Multivector method .is_blade() will fail for null multivectors

[Greg1950]

Following is the code (as of 2025 March 25) for the .is_blade method, which I suspect was motivated by page 533 of Geometric Algebra for Computer Science (Dorst, Fontijne, & Mann, 2007)

def is_blade(self) -> bool:
        """
        True is self is blade, otherwise False
        sets self.blade_flg and returns value
        """
        if self.blade_flg is not None:
            return self.blade_flg
        else:
            if self.is_versor():
                if self.i_grade is not None:
                    self.blade_flg = True
                else:
                    self.blade_flg = False
            else:
                self.blade_flg = False
            return self.blade_flg

Consider the example b = e0 + e1 in the algebra G(1,1). The null vector b is_ a 1-blade. Within the code, with b taking the place of self, b.is_versor() will evaluate as False, so b.blade_flg will be set to False, so b.is_blade() will return False even though b is in fact a blade. An example of a 2-blade which is not a versor is B = (e0 + e1)^e2 in the algebra G(1,2).

Upshot: As currently written, the multivector method .is_blade() will fail for certain multivectors.

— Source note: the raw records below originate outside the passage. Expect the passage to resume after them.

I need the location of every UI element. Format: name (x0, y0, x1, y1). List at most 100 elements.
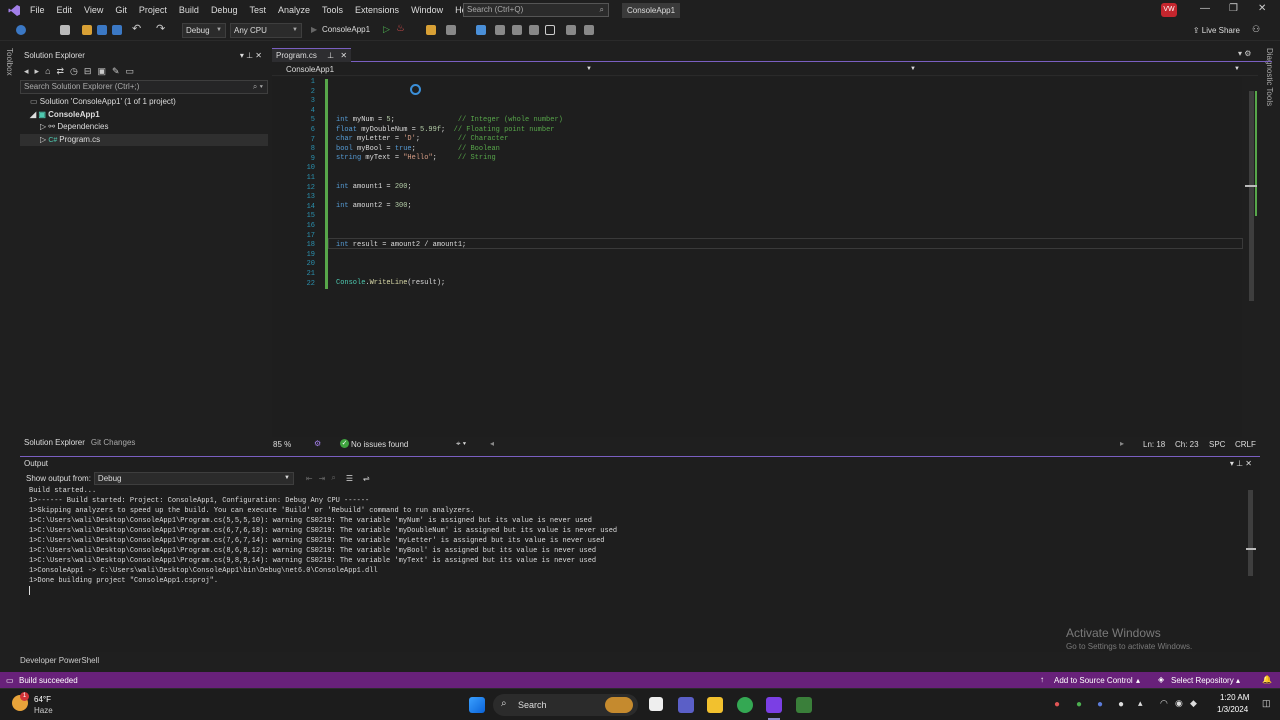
menu-item-extensions[interactable]: Extensions (355, 5, 399, 15)
menu-item-edit[interactable]: Edit (57, 5, 73, 15)
save-all-icon[interactable] (112, 25, 122, 35)
editor-vertical-scrollbar[interactable] (1245, 77, 1257, 437)
pin-icon[interactable]: ▾ ⊥ ✕ (240, 48, 262, 64)
layout-icon[interactable] (446, 25, 456, 35)
bookmark-prev-icon[interactable] (566, 25, 576, 35)
menu-item-git[interactable]: Git (115, 5, 127, 15)
line-indicator[interactable]: Ln: 18 (1143, 440, 1165, 449)
platform-dropdown[interactable]: Any CPU ▼ (230, 23, 302, 38)
line-ending-indicator[interactable]: CRLF (1235, 440, 1256, 449)
menu-item-file[interactable]: File (30, 5, 45, 15)
browse-icon[interactable] (426, 25, 436, 35)
pin-icon[interactable]: ⊥ (327, 51, 334, 60)
search-input[interactable]: Search (Ctrl+Q) ⌕ (463, 3, 609, 17)
properties-icon[interactable]: ✎ (112, 66, 120, 77)
step-icon[interactable] (476, 25, 486, 35)
save-icon[interactable] (97, 25, 107, 35)
scrollbar-thumb[interactable] (1249, 91, 1254, 301)
visual-studio-taskbar-icon[interactable] (766, 697, 782, 713)
maximize-icon[interactable]: ❐ (1229, 3, 1238, 14)
intellicode-icon[interactable]: ⚙ (314, 439, 321, 448)
tab-solution-explorer[interactable]: Solution Explorer (24, 438, 85, 447)
file-explorer-icon[interactable] (707, 697, 723, 713)
clock-date[interactable]: 1/3/2024 (1217, 705, 1248, 714)
avatar[interactable]: VW (1161, 3, 1177, 17)
undo-icon[interactable]: ↶ (132, 22, 142, 35)
redo-icon[interactable]: ↷ (156, 22, 166, 35)
configuration-dropdown[interactable]: Debug ▼ (182, 23, 226, 38)
tab-program-cs[interactable]: Program.cs ⊥ ✕ (272, 48, 352, 62)
forward-icon[interactable]: ▸ (35, 66, 40, 77)
output-scrollbar-thumb[interactable] (1248, 490, 1253, 576)
run-target[interactable]: ConsoleApp1 (322, 25, 370, 34)
preview-icon[interactable]: ▭ (126, 66, 135, 77)
menu-item-project[interactable]: Project (139, 5, 167, 15)
solution-search-input[interactable]: Search Solution Explorer (Ctrl+;) ⌕ ▾ (20, 80, 268, 94)
developer-powershell-tab[interactable]: Developer PowerShell (20, 656, 99, 665)
bookmark-icon[interactable] (545, 25, 555, 35)
network-icon[interactable]: ◠ (1160, 698, 1168, 709)
tray-icon-4[interactable]: ● (1118, 699, 1124, 710)
code-cleanup-icon[interactable]: ⌖ ▾ (456, 439, 466, 449)
tray-icon-3[interactable]: ● (1097, 699, 1103, 710)
open-folder-icon[interactable] (82, 25, 92, 35)
wifi-icon[interactable]: ◉ (1175, 698, 1183, 709)
back-icon[interactable] (16, 25, 26, 35)
tree-item-dependencies[interactable]: ▷ ⚯ Dependencies (20, 121, 268, 134)
column-indicator[interactable]: Ch: 23 (1175, 440, 1199, 449)
menu-item-tools[interactable]: Tools (322, 5, 343, 15)
bookmark-next-icon[interactable] (584, 25, 594, 35)
menu-item-view[interactable]: View (84, 5, 103, 15)
scroll-left-icon[interactable]: ◂ (490, 439, 494, 448)
comment-icon[interactable] (495, 25, 505, 35)
tree-item-project[interactable]: ◢ ▣ ConsoleApp1 (20, 109, 268, 122)
history-icon[interactable]: ◷ (70, 66, 78, 77)
word-wrap-icon[interactable]: ⇌ (363, 474, 370, 483)
collapse-all-icon[interactable]: ⊟ (84, 66, 92, 77)
goto-prev-icon[interactable]: ⇤ (306, 474, 313, 483)
tab-git-changes[interactable]: Git Changes (91, 438, 135, 447)
menu-item-test[interactable]: Test (249, 5, 266, 15)
chevron-up-icon[interactable]: ▴ (1138, 698, 1143, 709)
member-nav-dropdown[interactable]: ▼ (920, 64, 1240, 75)
clear-all-icon[interactable]: ☰ (346, 474, 353, 483)
close-icon[interactable]: ✕ (1258, 3, 1266, 14)
notifications-icon[interactable]: 🔔 (1262, 675, 1272, 684)
chat-icon[interactable] (678, 697, 694, 713)
tray-icon-1[interactable]: ● (1054, 699, 1060, 710)
tree-item-solution[interactable]: ▭ Solution 'ConsoleApp1' (1 of 1 project… (20, 96, 268, 109)
scroll-right-icon[interactable]: ▸ (1120, 439, 1124, 448)
close-icon[interactable]: ✕ (340, 51, 347, 60)
menu-item-build[interactable]: Build (179, 5, 199, 15)
tree-item-program-cs[interactable]: ▷ C# Program.cs (20, 133, 268, 146)
uncomment-icon[interactable] (512, 25, 522, 35)
clock-time[interactable]: 1:20 AM (1220, 693, 1249, 702)
menu-item-analyze[interactable]: Analyze (278, 5, 310, 15)
minimize-icon[interactable]: — (1200, 3, 1210, 14)
switch-views-icon[interactable]: ⇄ (57, 66, 65, 77)
project-nav-dropdown[interactable]: ConsoleApp1 ▼ (272, 64, 592, 75)
feedback-icon[interactable]: ⚇ (1252, 24, 1260, 35)
pin-icon[interactable]: ▾ ⊥ ✕ (1230, 457, 1252, 471)
toolbox-tab[interactable]: Toolbox (5, 48, 14, 76)
indent-icon[interactable] (529, 25, 539, 35)
live-share-button[interactable]: ⇪ Live Share (1193, 26, 1240, 35)
find-icon[interactable]: ⌕ (331, 473, 335, 483)
issues-status[interactable]: No issues found (351, 440, 408, 449)
output-source-dropdown[interactable]: Debug ▼ (93, 471, 294, 485)
home-icon[interactable]: ⌂ (45, 66, 50, 76)
tab-menu-icon[interactable]: ▾ ⚙ (1238, 49, 1251, 58)
type-nav-dropdown[interactable]: ▼ (596, 64, 916, 75)
goto-next-icon[interactable]: ⇥ (319, 474, 326, 483)
taskbar-search-box[interactable]: ⌕ Search (493, 694, 638, 716)
chrome-icon[interactable] (737, 697, 753, 713)
start-without-debugging-icon[interactable]: ▷ (383, 24, 390, 35)
notifications-icon[interactable]: ◫ (1262, 698, 1271, 709)
add-to-source-control-button[interactable]: Add to Source Control (1054, 676, 1133, 685)
terminal-icon[interactable] (796, 697, 812, 713)
new-item-icon[interactable] (60, 25, 70, 35)
windows-start-icon[interactable] (469, 697, 485, 713)
select-repository-button[interactable]: Select Repository (1171, 676, 1234, 685)
tray-icon-2[interactable]: ● (1076, 699, 1082, 710)
hot-reload-icon[interactable]: ♨ (396, 23, 405, 34)
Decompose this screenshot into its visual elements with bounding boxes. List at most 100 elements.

As pointed out on page 532 of GACS , whether a multivector is a versor depends upon the scalar product ("metric") used to generate the geometric algebra. Whether a multivector is a blade is independent of the scalar product, however, as the outer product is not a metric concept.

[utensil]

Thanks for the write-up. The analysis is right. is_blade() uses is_versor() as a shortcut, but null vectors aren't versors since they have no inverse. So a 1-blade like e0+e1 in G(1,1) returns False incorrectly.

PR #536 just merged a fix to is_versor() but doesn't change this code path. The real fix is making is_blade() check grade-homogeneity and factorizability without delegating to is_versor(). Adding to 0.6.1.